The belief in entitlement in a welfare-driven culture leads us to expect that the government is responsible for “sorting it out”, whatever “it” is.
But what’s at risk? Death isn’t a “risk” – it’s a cast-iron certainty for all of us. When it comes, and how it comes, are imponderables beyond the wit of any government, and we are “entitled” to no more than that the state will act reasonably and in good faith to protect the lives, health and civil liberties of its subjects.
The fact is, in this cruel, but just, world, every action entails an element of risk – yet rather than accepting risk and facing it, far too many of us have effectively been emasculated and rely on the state to provide blanket protection against every risk, under some corner of its labyrinthine “Health & Safety” regulations. Far from affording protection, this regulatory compendium provides citizens with an utterly false sense of security against ills that have no place in the state’s mandate. There are non-negotiable limits to entitlements. And, above all, what happened to our own, innate, self-protective mechanism?
We have a deaf and physically disabled son. My wife and I established a charity a dozen years ago with the mission of enhancing the lives of adults with physical and learning disabilities. It is a small charity but, due to the unwavering efforts of its trustees, it has become an established presence in the community, partly because its fund-raising efforts include the staging of monthly chamber music concerts and buffet suppers for up to 65 guests. It has become a living demonstration of sustained achievement.

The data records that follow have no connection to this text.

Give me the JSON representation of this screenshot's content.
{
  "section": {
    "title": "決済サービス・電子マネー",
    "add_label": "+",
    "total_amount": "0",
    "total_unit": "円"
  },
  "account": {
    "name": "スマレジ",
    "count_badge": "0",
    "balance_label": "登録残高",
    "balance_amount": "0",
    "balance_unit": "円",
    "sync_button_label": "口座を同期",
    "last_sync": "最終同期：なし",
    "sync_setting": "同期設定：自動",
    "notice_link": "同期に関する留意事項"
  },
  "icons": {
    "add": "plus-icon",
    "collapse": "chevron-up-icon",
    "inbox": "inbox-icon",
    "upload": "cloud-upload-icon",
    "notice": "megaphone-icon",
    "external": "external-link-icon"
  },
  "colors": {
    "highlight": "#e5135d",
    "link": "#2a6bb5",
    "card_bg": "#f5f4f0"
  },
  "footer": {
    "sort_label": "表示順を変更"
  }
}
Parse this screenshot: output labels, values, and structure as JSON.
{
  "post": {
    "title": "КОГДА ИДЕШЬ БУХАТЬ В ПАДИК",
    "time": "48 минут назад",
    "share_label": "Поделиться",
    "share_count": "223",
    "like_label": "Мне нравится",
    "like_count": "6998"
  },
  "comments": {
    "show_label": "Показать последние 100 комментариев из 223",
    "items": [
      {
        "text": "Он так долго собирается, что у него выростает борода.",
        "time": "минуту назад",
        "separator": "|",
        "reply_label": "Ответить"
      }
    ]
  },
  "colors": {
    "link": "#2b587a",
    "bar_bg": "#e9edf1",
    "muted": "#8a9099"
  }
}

Over the years the trustees, including our long-suffering treasurer, have undertaken all the regulatory burdens of form-filling, filing of returns, training, safeguarding, writing mission statements, award-seeking declarations, independently verified financial statements, and the rest. I can’t speak for other charities, but there is a point at which wearisome regulatory compliance saps energy and creates an additional financial cost that yields little compensatory benefit. In short, if we had faced it in our early days it would have acted as a deterrent rather than an encouragement.
The economic cost of universal bailouts
Governments everywhere have responded to this crisis by robbing money of its purchasing power on a scale not known in our lifetimes, excusing their actions under the heading of necessity. It is true that many citizens have benefited from the redistributive effect of debasement, but that does not mean there is no cost.
The shakedown that follows today’s inflationary frenzy will be no less cruel because the government’s motives were pure!
Traditional recourse to the printing press is plagued, this time round, by pressure on central banks to introduce negative interest rates to stave off their counter-intuitive fear of deflation. The theory is that if banks can be stimulated into lending fiat money at zero cost, recipients will spend, spend and spend.
But, since interest rates reflect relative time preferences, there can be no such thing as negative rates. The recipients of all that free moolah will include unviable businesses that cannot service loans, leaving swathes of weakened banks begging for bailouts – but with what?
Every financial crisis has its own particular features. In earlier crises deficits were expressed in “millions” of dollars or pounds; next time these became “billions”; this time even “trillions” are commonplace. Do you think next time it will be “quadrillions”?
My bet is that this will not happen. Before that we’ll revert to barter.